It’s the dilemma for anyone peering into a market that’s taken off without them. Is there still time to join the party, without getting burned? For , the answer appears to be yes.
There are more sweet highs, according to fundamentals and technical charts, for new longs willing to take the dive in this market, which is already up 26% on the year. Indeed, the agricultural commodity is running one of the longest commodity rallies—just two months in the negative out of the last 16.
The crux of the sugar story is weather, and there’s a lot of it that’s crummy now in Brazil, which in any year is either the crop’s largest or second biggest grower while almost always being its top exporter.
The peculiarity in Brazil’s sugar supply is due to the position of the crop’s other major producer—India—which barely grows enough of the sweetener for its own needs.
All charts courtesy of SK Dixit Charting
Brazil overtook India as the largest sugar producer in the 2019–2020 crop year, turning out 29.93 million metric tons. The U.S. Department of Agriculture has officially forecast that Brazil’s sugar output will rise more than 40% to above 42 million tons in 2020–2021.
Calamitously Cold Weather
The problem with the USDA forecast was that it came out before the weather turned disasterously frigid recently in Brazil’s sugar-growing patches, after an earlier drought.
Jack Scoville, chief crop analyst at Chicago’s Price Futures Group, said in a note posted on the brokerage’s website on Tuesday that the squeeze on Brazil’s sugar supply due to weather woes will not resolve fast enough.
“Temperatures have moderated in Brazil,” Scoville said. “But ideas are that the damage from previous freezes and drought episodes should show up in processing data for August.”
Pierre Santoul, chief executive officer in Brazil for France-based sugar grower Tereos SCA, said the company’s sugar-cane crushing may drop to the lowest level since the 2009-10 season, to 16.6 million metric tons. That would be a 21% drop from the 20.9 million crushed in 2020-21, he told Bloomberg.
Even as mills have sped up harvesting to avoid further cane deterioration, the extent of the decline in quality is still unknown, suggesting further crop downgrades are possible, Santoul said.
The weather crisis has triggered downward revisions in Brazil’s Center-South sugar production estimates to levels as low as 490 million metric tons, or a 19% decline versus the previous crop, Bloomberg added. In the second half of July, sugar content in cane declined in the region from a year ago. Cane yield, meanwhile, dropped 18%, industry group Unica said in a report Tuesday.
In addition to the frost, most of the sugar-cane fields in the Center-South have faced soil water levels of below 10%, compared with the 60% minimum required for crop development, according to Somar Meteorologia.
Santoul said the situation may brighten with a weather break by October and normal rain in the subsequent months.

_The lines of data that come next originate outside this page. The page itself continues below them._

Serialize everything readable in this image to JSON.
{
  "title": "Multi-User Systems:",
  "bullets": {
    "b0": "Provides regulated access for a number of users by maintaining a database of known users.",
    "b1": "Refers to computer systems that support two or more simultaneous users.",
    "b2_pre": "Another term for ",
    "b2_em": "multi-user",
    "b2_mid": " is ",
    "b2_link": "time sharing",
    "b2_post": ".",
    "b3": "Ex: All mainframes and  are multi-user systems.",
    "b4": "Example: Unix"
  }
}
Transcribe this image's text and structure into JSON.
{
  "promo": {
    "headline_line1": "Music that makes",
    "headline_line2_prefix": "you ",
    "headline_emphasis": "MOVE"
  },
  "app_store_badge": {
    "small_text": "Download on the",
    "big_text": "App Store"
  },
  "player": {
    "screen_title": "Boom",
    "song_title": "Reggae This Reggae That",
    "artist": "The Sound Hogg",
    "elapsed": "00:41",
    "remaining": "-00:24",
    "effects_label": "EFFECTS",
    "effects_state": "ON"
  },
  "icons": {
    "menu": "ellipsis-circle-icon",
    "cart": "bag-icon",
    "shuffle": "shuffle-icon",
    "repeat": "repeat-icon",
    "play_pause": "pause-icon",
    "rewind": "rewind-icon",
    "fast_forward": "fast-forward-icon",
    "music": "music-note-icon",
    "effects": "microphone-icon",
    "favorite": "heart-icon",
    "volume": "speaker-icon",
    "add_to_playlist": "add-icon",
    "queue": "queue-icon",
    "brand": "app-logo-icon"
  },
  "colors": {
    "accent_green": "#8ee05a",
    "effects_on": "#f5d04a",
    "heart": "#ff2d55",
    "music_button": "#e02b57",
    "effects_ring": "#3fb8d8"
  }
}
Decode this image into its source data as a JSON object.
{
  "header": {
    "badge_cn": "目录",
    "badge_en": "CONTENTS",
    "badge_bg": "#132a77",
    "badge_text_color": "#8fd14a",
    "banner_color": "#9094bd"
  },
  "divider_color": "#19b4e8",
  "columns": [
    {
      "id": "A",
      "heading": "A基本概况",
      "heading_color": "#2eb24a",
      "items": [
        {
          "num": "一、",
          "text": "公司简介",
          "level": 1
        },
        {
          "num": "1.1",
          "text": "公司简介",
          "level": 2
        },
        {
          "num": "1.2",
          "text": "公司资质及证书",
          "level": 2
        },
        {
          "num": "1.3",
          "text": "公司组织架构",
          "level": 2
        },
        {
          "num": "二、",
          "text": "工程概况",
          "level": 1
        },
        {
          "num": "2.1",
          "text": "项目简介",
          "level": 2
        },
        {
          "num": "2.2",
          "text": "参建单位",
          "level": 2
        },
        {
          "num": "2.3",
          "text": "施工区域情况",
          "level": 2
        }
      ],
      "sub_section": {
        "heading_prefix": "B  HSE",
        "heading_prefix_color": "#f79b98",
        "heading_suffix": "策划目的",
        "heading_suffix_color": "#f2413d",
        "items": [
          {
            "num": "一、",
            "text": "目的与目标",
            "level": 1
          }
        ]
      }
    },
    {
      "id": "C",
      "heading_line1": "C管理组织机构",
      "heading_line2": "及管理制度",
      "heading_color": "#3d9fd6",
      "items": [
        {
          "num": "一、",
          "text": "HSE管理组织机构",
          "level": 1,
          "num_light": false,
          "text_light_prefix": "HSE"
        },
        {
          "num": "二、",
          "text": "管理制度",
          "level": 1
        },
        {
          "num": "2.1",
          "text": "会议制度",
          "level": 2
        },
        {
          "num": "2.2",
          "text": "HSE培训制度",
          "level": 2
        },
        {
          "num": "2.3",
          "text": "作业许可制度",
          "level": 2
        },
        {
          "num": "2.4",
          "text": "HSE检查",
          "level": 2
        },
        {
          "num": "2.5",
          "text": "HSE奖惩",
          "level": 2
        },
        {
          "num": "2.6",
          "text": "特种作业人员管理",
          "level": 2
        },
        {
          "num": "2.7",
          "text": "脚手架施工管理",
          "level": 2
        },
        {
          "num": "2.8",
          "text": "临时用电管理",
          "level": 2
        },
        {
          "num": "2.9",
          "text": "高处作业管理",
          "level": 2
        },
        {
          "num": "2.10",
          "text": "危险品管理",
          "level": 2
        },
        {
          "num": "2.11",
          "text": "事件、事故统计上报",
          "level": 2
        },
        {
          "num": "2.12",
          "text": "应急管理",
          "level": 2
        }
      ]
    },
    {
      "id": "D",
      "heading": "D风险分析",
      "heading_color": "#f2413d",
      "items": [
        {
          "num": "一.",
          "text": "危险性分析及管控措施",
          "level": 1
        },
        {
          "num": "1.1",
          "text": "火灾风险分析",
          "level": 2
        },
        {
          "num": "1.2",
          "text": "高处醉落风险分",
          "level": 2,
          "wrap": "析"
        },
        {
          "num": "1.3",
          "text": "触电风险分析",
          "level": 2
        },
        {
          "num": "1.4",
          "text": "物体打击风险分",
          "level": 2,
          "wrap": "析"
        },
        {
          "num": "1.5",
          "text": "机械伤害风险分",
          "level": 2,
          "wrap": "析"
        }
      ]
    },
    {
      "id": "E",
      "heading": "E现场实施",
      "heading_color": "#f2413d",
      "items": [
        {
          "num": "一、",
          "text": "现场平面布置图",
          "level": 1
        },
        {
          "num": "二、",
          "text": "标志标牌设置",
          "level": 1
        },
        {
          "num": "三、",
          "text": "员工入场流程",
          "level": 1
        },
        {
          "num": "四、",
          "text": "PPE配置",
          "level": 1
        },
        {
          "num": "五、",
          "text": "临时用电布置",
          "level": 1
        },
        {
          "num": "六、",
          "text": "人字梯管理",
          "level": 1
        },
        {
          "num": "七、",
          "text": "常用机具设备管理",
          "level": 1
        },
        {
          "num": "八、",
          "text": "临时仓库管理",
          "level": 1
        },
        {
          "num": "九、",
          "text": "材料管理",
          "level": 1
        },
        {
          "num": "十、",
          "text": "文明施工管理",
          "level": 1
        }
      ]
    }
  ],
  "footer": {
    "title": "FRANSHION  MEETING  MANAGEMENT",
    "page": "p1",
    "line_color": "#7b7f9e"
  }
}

Sugar Prices Could Remain High Next 18 Months
While the weather prediction was upbeat, Santoul’s crop outlook was more on the pessimistic side, as he forecast that Brazil’s worst weather in decades will exacerbate an already tight global supply situation in sugar and have a lasting impact on prices, already at 2017 highs.
As a consequence, high sugar prices could last as long as 18 months, said Santoul, adding:
“We are getting into a boom cycle for the commodity’s prices.”
In Tuesday’s trade on ICE, or the InterContinental Exchange, raw sugar’s benchmark front-month contract hit 19.62 cents a lb, the highest since the March 2017 peak of 19.84.
How much higher can it go from there, would be the question for anyone taking up a fresh long position in sugar.
The answer might be in the technicals plotted by Sunil Kumar Dixit of SK Dixit Charting in Kolkata, India, who shows a potential rise to the October 2016 record high of 23.90 cents if the current trendline isn’t broken.
“Sugar has confirmed its 18.94-cent resistance with strong momentum and stands tall above 19.50 on the monthly chart.”
New Record High Above 23.90-Cents Possible
Dixit said the Stochastic RSI, or Relative Strength Index, in sugar was also bullishly positioned with a reading of 84/80 that showed a so-called golden cross over from below the 80 line that hinted at a continued upside move to between 20.50 and 21.50 cents.